Areeha Ijaz

Areeha Ijaz

An ambitious woman who dreams of becoming a juggernaut in the literary world. A rebel who want to make this world a better place than before so that history may remember her. I am a creative writer and an avid reader who believes that words and ideas can change the world. A writer at Dusk and an executive member at Act Youth Force.
Areeha Ijaz

The bright, golden sun blazed upon Ali as he swept the floor with a mop, longer than his own height. The flaming hot, dusty winds made his eyes shut and tears rolled down his plump cheeks as he was not able to work anymore.

Ali worked as a sweeper in this art gallery for the past two years. Sadness took hold of his soul as he saw other children indulge in playful activities and eat what they desired. Then again, he remembered the words of his poor mother, which rung in the auditorium of his little brain like a church bell and the voice echoed, “Always work hard and never desire, for things which are not made for us because unfortunately, your fault is that you are born in a black family and we are judged by the colour of our skin and not by the content of our character. This is how it has been previously and will always stay the same. Rules are there to be followed and are not to be questioned. Ever!”

These depressed thoughts made Ali bow down his head with sorrowful eyes and continue his mundane routine. As Ali swept the floors outside the classrooms, from the corner of his eyes he peeked into the classrooms. His eyes caught hold of colourful paintings and drawings made by children. The radiant glow of his eyes flickered and he saw children colouring and painting.

Ali loved to paint and colour as this enabled him to portray his feelings and melancholic emotions in a singular picture. As Ali gazed at the paintings from outside the classroom, suddenly a high, pitched voice shouted at him, “You worthless human being! Make your way out of here!” Terror engulfed Ali and he staggered as he left the corridor, hastily.

The sun was hidden behind the thick, grey blanket of clouds. The morning was wet and breezy. Light breeze made the leaves dance in the air and the sparrows sung the morning lullaby. Ali sat on the muddy floor with his legs crossed and gazed at the empty playground. He always enjoyed the weekends as it was a holiday and he was permitted by the administration to glance at the swings only during these days.

As Ali was dusting the bookshelves, he saw the door of the art room half open. His eyes glittered and happiness flowed in his skin like the rays of an early summer sun. He moved towards the door with curiosity in his eyes and found the usual instruction written on it, “Tom Riddle’s Art room: No dark-skinned children allowed.” He knew about the repercussions of entering the art room of a white student, but his aspiration led him inside.
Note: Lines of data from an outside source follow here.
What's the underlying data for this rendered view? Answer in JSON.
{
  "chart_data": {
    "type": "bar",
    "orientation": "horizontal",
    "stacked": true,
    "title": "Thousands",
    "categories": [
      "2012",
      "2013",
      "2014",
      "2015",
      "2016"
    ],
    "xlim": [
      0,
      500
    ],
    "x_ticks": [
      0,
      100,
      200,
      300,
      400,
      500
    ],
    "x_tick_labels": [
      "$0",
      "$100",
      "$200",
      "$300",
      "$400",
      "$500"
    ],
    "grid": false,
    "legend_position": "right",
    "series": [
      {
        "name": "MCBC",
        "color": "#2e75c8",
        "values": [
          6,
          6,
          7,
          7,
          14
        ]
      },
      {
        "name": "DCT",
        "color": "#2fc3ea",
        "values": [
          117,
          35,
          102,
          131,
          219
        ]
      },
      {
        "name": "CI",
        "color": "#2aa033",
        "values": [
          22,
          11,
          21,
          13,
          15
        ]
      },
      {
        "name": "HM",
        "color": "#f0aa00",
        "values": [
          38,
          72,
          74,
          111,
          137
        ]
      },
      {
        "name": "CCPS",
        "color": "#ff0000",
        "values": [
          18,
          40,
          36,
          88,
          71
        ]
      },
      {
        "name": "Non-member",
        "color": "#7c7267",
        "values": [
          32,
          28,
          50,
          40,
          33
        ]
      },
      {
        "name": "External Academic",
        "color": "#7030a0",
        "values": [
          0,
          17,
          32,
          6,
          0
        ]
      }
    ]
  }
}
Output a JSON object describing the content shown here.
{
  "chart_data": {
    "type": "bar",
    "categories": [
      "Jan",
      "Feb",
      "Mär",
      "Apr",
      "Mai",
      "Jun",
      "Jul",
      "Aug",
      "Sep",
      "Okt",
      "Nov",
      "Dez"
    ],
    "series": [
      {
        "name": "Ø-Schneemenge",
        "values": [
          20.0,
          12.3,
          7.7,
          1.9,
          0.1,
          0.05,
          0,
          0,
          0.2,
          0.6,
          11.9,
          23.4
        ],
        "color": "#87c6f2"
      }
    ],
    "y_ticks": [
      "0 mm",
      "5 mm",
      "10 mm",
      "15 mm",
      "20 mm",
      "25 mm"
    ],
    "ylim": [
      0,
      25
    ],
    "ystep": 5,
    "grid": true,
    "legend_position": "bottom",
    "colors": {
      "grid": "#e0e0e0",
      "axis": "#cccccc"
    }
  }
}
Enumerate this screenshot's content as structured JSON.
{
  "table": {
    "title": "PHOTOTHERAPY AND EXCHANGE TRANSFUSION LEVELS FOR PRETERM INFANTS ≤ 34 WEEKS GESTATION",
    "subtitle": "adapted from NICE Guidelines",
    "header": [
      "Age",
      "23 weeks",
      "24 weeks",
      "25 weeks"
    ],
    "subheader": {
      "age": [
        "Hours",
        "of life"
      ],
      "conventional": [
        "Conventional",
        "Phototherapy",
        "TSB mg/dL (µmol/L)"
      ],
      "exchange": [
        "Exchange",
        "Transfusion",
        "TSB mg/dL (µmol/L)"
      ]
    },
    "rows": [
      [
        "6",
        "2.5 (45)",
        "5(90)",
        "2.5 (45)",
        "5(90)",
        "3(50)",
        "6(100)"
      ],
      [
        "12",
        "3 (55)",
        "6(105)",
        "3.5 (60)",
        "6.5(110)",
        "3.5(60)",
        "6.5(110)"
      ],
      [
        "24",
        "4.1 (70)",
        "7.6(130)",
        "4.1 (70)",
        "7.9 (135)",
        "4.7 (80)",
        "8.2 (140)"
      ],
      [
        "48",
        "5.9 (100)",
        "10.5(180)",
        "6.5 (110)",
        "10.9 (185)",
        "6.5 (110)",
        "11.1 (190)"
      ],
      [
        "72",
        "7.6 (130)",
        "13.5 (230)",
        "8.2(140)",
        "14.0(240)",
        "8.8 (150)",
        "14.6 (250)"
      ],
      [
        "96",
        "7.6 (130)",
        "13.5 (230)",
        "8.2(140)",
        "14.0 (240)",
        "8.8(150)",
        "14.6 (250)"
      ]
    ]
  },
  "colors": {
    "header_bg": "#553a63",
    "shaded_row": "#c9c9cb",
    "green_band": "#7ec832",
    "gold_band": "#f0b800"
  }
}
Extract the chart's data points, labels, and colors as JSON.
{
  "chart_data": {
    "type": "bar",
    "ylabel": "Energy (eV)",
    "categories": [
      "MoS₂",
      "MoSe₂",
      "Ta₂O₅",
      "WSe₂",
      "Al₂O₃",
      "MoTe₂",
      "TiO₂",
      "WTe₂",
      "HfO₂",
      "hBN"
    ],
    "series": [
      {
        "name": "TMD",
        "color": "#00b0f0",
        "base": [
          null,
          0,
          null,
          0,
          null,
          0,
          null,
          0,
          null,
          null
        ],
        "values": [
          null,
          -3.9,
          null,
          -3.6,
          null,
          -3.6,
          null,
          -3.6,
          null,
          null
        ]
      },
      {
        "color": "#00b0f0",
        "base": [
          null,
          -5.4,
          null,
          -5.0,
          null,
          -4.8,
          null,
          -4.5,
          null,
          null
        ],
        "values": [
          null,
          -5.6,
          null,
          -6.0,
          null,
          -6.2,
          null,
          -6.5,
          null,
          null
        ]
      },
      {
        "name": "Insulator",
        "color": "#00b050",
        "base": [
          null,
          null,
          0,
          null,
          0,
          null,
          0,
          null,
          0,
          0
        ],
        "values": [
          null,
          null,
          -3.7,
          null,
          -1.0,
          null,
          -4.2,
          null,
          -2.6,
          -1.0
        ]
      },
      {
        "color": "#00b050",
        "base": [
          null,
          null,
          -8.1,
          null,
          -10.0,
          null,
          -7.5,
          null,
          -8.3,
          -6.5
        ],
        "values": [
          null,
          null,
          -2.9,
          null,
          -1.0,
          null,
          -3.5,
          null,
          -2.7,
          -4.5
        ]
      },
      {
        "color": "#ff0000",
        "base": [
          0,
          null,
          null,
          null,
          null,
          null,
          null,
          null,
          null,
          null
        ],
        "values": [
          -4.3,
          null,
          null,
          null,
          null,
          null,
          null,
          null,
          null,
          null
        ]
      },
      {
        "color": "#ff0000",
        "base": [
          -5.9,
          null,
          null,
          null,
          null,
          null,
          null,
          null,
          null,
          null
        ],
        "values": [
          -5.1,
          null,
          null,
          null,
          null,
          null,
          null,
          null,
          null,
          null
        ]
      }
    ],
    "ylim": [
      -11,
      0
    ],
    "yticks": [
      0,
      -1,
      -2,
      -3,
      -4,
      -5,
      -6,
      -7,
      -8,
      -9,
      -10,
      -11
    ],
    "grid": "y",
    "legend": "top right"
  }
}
Paintings, sculptures, drawings and artwork filled the room with an array of colours and shapes, love and emotions, aspiring dreams and beaming hopes.

Ali picked up his favourite red crayon and coloured on a yellowish page that rested on the floor. In a matter of moments, he was on cloud nine. His smile widened and eyes flickered with happiness as he passionately coloured the page red. Suddenly, the door creaked open behind him and he stood up, immediately.

“What are you searching for in his room? You have no right to be here.”, said the Principle. Ali stood there speechless and disconsolate. He was thrown out of the premises. Tears welled up in his eyes as he made his way back home. With no slippers on his feet and clothes covered with mud and dirt, he did not know where he is going but he kept walking. The heart-wrenching realization that his race would never be respected in America made him despondent. Thoughts clouded his brain as he walked in the dark and lonely streets searching for comfort in his sorrow and misfortune. His wandering eyes searched for solitude and peace, and a place where life would be given a chance to breathe again.